Update 2: Okay, we've added some impressions just after the break. We're still trying to figure out exactly what's going on with the whole Dish integration thing, since we can't seem to get a straight answer, but we'll keep digging and let you know.


  • We'll start with the good stuff: Chrome on Google TV is pretty great, and it works just about perfectly. We saw the system get seriously bogged down when we loaded an Engadget page with several YouTube videos on it, but it wasn't the end of the world, just slightly annoying. Beyond that, browsing was fast and responsive, and extremely easy to control using Logitech's various keyboards and apps.

  • Speaking of the keyboards, they're pretty cool, and both are made up to Logitech standards. The full-size unit is surprisingly light, and the track pad is multitouch -- a two-finger scroll scrolls the page, which is nice. There's also a right-click mouse button on the left side, for two-thumb browsing. You probably wouldn't want to write a novel with keys this light, but it does the job for searching on a TV for sure. The Mini Controller is basically the DiNovo Mini you know and love, except with proprietary RF instead of Bluetooth.

  • The Revue box itself is pretty nondescript, although it actually has the IR blasters built into the corners, so you can just put it near your other components without having to run little wires everywhere. (There are still blaster ports on the back if you have a different setup.) Logitech says all Harmony devices will work together, but that's not totally true, and the Revue doesn't do activity macros like the other Harmony products. What's more, if you have a Harmony remote, it's not going to know what the Revue is doing to your other gear -- your best best is to use your existing Harmony remote to start and stop activities, and just use the Revue for Google TV. Logitech says the plan is to integrate things tighter in the future, but for now you'll almost certainly end up with a remote and a keyboard on your coffee table, which sort of defeats the point of Harmony.

  • There's almost no getting around the fact that Google TV as a platform is sort of a terrible way to consume actual TV content. The Revue will integrate with Dish DVRs, sure, but only in the slightest way, and if you've got any other service it's completely silo'd from the Google TV experience. Setting up recordings, watching DVR content, even browsing a channel guide -- you're stuck with your cable or satellite UI, and that's that. Google and Logitech tell us more integration is coming, but it's not happening with the Revue as it stands right now.
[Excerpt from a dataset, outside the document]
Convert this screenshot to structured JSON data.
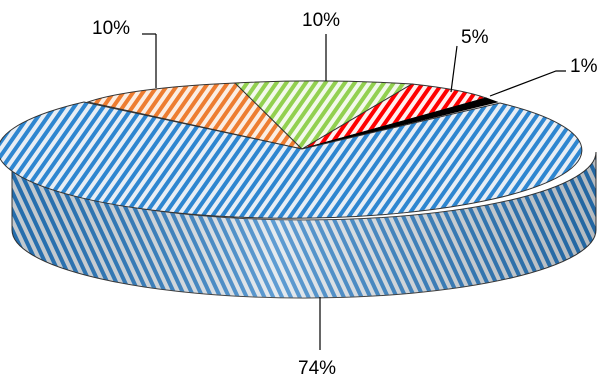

  • In fact, that's our biggest takeaway here -- there's potential all over the place here, but very little of it is actually realized. The Revue is a really nice way to get Chrome on your TV with Flash 10.1, the video conferencing system is slick, and we're definitely psyched to see what Android devs do with the platform, but potential alone isn't necessarily worth $450. That impression might change after we get our hands on a review unit, but we'll have to see -- leaving a netbook on the couch is pretty convenient, after all.